Amid a supply constraint and long rally that pushed prices higher since the start of the year, cocoa hit a record Tuesday and surged beyond $10,000 per ton, which is likely to raise the cost of chocolate as well.
Futures jumped as much as 4.5% to $10,080 in New York on Tuesday, according to a Bloomberg report, a level that seemed unthinkable only a few months ago. The rally has pushed a technical gauge of prices into overbought territory for much of the last couple of months, though cocoa has continued to soar.
A day earlier, media reports indicated that cocoa prices rallied as much to surpass the index of copper, as it extended its surge gaining more than $700 per ton in a single day and surpassing $9,000 for the first time ever.
The shortage in cocoa, mainly supplied by West African nations, put the world on course for a third straight annual supply deficit.
That’s bad news for consumers if chocolatiers keep passing on higher costs or sell bars that are smaller or that have less chocolate in them.

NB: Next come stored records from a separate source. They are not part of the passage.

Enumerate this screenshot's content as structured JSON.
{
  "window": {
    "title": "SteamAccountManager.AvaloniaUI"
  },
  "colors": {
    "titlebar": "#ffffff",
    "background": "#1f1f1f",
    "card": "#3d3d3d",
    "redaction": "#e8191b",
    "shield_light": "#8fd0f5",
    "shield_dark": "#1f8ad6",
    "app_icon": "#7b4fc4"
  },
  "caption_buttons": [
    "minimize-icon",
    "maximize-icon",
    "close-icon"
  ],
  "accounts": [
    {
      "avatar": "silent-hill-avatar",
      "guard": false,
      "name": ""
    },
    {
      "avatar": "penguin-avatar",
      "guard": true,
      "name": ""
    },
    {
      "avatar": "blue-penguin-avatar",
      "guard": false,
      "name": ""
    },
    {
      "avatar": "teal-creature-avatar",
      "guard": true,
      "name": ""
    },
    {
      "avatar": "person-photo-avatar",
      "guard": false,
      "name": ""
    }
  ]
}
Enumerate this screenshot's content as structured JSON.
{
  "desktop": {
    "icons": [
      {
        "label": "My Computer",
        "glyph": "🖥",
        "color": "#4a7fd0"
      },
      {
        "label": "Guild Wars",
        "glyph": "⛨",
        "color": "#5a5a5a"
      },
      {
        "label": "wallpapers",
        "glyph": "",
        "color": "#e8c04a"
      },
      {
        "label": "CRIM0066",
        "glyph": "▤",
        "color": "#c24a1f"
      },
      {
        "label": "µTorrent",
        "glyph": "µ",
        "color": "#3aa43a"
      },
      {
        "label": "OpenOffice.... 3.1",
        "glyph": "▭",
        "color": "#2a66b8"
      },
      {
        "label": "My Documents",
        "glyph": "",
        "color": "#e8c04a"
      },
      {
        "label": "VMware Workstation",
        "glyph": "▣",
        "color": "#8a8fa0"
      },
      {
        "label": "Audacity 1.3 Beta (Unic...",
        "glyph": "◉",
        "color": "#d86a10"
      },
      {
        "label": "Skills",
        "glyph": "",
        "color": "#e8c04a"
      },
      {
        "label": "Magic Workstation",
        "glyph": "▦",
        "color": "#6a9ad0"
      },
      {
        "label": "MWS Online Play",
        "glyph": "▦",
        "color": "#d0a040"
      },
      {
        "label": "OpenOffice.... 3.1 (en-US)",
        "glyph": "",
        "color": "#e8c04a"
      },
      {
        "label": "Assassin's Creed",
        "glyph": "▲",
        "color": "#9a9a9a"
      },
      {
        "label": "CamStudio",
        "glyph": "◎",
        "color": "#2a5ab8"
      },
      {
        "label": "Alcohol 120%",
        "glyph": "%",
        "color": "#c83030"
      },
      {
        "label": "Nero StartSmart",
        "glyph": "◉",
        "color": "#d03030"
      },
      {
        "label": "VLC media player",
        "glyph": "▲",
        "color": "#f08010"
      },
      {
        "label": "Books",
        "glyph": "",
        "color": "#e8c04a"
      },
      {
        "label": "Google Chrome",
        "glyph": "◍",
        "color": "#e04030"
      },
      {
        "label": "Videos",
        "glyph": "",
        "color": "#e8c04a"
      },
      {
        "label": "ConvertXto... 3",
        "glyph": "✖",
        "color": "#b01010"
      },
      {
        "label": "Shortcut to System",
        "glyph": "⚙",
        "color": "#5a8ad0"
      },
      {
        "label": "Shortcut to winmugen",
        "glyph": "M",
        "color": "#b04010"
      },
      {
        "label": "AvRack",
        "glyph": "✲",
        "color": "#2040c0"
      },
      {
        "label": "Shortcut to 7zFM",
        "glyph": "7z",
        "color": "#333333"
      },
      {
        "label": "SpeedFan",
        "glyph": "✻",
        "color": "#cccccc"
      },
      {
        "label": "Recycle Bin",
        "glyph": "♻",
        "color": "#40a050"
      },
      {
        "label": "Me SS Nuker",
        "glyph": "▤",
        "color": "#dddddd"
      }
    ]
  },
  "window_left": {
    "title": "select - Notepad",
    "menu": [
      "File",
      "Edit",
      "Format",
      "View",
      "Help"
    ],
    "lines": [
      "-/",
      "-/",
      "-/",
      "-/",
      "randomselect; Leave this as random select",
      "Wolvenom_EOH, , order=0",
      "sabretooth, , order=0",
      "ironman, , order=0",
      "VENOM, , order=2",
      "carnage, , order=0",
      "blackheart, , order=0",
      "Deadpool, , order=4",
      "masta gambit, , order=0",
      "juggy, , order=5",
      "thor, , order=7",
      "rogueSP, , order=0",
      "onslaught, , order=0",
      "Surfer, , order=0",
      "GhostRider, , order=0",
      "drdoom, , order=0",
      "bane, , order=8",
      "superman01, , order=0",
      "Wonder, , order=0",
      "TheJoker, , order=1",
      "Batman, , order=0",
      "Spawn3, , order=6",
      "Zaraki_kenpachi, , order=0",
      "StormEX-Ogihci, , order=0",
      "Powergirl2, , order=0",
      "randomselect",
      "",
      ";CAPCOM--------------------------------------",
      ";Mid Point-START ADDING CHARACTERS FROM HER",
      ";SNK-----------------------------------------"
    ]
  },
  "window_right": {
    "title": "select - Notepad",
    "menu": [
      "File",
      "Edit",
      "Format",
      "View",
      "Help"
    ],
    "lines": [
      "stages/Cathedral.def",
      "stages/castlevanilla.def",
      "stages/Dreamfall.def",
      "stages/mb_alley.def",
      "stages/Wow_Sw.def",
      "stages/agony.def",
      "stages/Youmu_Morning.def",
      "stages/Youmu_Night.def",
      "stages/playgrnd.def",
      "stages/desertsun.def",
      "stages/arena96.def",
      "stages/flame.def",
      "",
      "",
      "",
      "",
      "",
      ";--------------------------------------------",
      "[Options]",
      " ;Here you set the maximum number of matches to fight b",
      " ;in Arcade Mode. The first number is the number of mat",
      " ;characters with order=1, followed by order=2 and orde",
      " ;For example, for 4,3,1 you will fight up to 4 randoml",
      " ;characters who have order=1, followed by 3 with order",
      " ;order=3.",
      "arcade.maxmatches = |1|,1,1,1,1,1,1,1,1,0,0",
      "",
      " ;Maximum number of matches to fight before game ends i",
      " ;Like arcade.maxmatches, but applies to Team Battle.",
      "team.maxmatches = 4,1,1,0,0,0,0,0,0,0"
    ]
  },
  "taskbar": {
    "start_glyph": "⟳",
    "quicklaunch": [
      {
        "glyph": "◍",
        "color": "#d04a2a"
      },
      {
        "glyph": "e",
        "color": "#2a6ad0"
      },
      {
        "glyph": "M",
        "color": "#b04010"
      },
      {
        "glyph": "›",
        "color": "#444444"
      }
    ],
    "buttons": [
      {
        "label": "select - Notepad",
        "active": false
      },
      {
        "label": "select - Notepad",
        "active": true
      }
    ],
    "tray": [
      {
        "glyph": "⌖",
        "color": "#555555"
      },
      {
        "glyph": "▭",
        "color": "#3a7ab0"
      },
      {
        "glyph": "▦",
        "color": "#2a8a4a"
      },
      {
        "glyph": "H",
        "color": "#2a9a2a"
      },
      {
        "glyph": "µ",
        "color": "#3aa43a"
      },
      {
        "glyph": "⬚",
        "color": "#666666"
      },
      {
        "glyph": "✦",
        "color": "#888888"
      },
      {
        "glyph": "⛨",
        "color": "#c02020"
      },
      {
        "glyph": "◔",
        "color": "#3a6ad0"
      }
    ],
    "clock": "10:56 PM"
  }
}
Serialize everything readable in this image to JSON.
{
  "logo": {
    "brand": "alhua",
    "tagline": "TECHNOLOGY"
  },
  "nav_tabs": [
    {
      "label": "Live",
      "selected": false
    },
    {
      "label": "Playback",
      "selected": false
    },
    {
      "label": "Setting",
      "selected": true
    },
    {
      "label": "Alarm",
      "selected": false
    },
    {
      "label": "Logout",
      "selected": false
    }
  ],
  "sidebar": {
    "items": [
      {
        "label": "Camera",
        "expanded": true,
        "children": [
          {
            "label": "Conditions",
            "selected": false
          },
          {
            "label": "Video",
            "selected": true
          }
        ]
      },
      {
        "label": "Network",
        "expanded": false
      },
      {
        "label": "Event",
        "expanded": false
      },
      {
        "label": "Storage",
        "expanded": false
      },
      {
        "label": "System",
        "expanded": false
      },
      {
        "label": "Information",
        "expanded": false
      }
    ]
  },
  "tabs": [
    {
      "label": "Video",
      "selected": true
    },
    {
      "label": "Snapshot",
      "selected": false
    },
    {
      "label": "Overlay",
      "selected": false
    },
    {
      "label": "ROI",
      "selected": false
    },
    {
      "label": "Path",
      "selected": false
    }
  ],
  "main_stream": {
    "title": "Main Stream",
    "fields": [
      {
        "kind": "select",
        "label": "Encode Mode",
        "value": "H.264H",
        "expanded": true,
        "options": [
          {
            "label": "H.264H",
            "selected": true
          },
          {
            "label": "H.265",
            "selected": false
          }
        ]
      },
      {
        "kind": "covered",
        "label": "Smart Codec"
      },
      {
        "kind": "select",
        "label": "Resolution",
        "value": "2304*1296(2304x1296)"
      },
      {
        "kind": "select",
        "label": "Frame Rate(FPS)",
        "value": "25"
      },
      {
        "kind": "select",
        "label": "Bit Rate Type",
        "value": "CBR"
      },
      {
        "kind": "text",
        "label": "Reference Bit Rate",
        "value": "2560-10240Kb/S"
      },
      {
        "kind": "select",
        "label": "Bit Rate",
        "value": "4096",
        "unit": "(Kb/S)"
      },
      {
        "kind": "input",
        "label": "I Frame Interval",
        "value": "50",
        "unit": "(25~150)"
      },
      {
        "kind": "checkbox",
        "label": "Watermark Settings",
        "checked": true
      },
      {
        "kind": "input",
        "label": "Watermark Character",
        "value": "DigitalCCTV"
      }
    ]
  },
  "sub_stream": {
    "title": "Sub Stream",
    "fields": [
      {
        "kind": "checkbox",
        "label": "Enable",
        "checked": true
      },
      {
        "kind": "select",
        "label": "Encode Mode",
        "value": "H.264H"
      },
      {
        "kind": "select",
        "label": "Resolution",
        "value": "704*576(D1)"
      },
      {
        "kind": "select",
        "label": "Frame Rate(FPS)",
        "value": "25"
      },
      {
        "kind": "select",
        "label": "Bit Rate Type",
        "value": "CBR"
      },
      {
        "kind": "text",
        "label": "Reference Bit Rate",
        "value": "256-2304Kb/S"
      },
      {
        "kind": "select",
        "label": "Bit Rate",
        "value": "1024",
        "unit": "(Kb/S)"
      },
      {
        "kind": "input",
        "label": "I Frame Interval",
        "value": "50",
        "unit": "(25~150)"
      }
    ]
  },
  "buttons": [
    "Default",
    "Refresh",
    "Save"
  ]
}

The looming Easter holiday is a peak period for chocolate consumption, and the lag between commodity and retail markets means the brunt of the impact for shoppers still lies ahead.
However, the skyrocketing surge in cocoa prices may come as an advantage to some top producers ahead of the holiday, which could turn the commodity's prices into a business advantage.
The surge in cocoa costs, which comes on top of high sugar prices, "increases the challenges for Swiss chocolate," Thomas Juch, spokesperson for Chocosuisse, the sector's employers' federation, told Agence France Presse (AFP).
The cocoa price hike is happening against a "context of increased price sensitivity" on the part of consumers, and is currently partly being borne by the manufacturers who "cannot fully pass on this increase in retail prices," he said.
This is because prices are adjusted at intervals during negotiations with the supermarket chains and are not changing continuously, said Juch.
Food price inflation in 2023 is shown to have dampened consumer appetite, with Swiss chocolate export volumes slipping 0.2% to 150,516 tons, according to Chocosuisse.
And per capita, annual consumption in Switzerland – the world's largest consumer of chocolate – fell by 1%, to 10.9 kilograms.
Cocoa prices increased almost 70% in New York and almost 90% in London in 2023 following poor harvests in the leading producers, Ivory Coast and Ghana, due to heavy rains, a cocoa pod disease outbreak, and then drought.
However, cocoa prices have doubled again since January.